Una sfida formativa per l’integrazione di catechesi e carità liturgia. È ormai evidente a chiunque sia dotato di un minimo di sensibilità che sulla capacità di accoglienza si gioca la nostra condizione di esseri umani o, al contrario, il nostro scivolare sempre più in quella barbarie che si vedono affiorare qua e là, sempre più insistentemente. Non a caso, l’accoglienza è stato il “grande” segno del Giubileo della Misericordia, un segno che può testimoniare la concretezza del Vangelo e l’autenticità della nostra conversione. Accoglienza è pratica di solidarietà, è esercizio di giustizia, è affermazione del diritto alla esistenza. Come può tutto questo non essere organicamente presente nelle celebrazioni e nei percorsi educativi?
La delegazione Regionale riscontra che c’è bisogno di un’educazione all’accoglienza da far emergere in tutti i luoghi della vita quotidiana; c’è bisogno di un’informazione onesta e non ideologizzata; c’è bisogno di far crescere un dialogo adulto e fraterno tra culture e etnie diverse.
3. Quale atteggiamento prevalente circola nella nostre comunità nei confronti delle persone che mostrano i segni delle ferite?
Per capire facilmente l’atteggiamento prevalente di oggi nei confronti delle povertà e dei poveri, anche nelle nostra chiese, si potrebbe ricorrere ad una metafora tratta dalla storia della Chiesa stessa. Il povero era stato fino a gran parte del Medioevo un simbolo di valori cristiani: in ogni povero c’era la sofferenza di Cristo e la stessa elemosina più che un carattere di solidarietà sociale assumeva un valore religioso. Ma successivamente, la figura del povero prima assimilata a quella dell’eremita, del viandante pellegrino, è venuta via via confusa con quella di un “esercito minaccioso di miserabili”. Le istituzioni cittadine cominciarono allora a distinguere tra la povertà “vera” da quella “falsa”, comprendendo nella prima i malati, coloro che non potevano più mantenersi per motivi fisici, i ragazzi e i bambini abbandonati dalle famiglie, i vecchi che non potevano più lavorare ma che avevano lavorato in passato. Vi erano poi i poveri organizzati in “compagnie” come quelle dei ciechi e degli storpi riconosciute dall’assistenza pubblica. Ma gli altri indigenti, soprattutto la moltitudine dei poveri occasionali che chiedevano l’elemosina, esclusi da corporazioni e confraternite, cominciarono ad essere denigrati e colpiti da leggi repressive senza più alcun significato pastorale.

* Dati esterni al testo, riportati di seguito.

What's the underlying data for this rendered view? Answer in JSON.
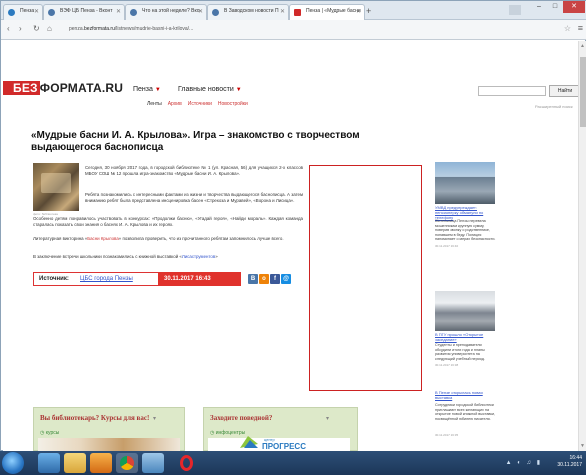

Nella nostra contemporaneità sembra ripetersi lo stesso schema: non è la situazione di bisogno, qualunque esso sia, a riconoscervi il bisogno “del nostro Signore”, ma è il giudizio dell’ideologia che domina i media ad indicare chi è povero e chi no, chi merita del nostro aiuto e chi no; non è più la pastorale a guidare l’opinione dei fedeli sulle forme di carità, bensì istituzioni e agenzie esterne alla Chiesa.
In questo senso, si crede, che occorra leggere anche la “crisi del volontariato” anche nella Chiesa. La dimensione della gratuità, che scaturisce direttamente dalla conversione dei cuori, non sembra più essere interessante per i cristiani di oggi.
Non a caso che Francesco sempre ricorda che il cristiano è una persona che accoglie, accogliere significa fidarsi, abbattere i propri muri per riuscire ad intravvedere la pienezza dell’amore, accogliere è fare lo sforzo di aprire le porte di casa, le porte del cuore, aprire i propri confini a chi viene a bussare: “Com’è bello immaginare le nostre parrocchie, comunità, cappelle, dove ci sono i cristiani, non con le porte chiuse, ma come veri centri di incontro tra noi e Dio. Come luoghi di ospitalità e di accoglienza“.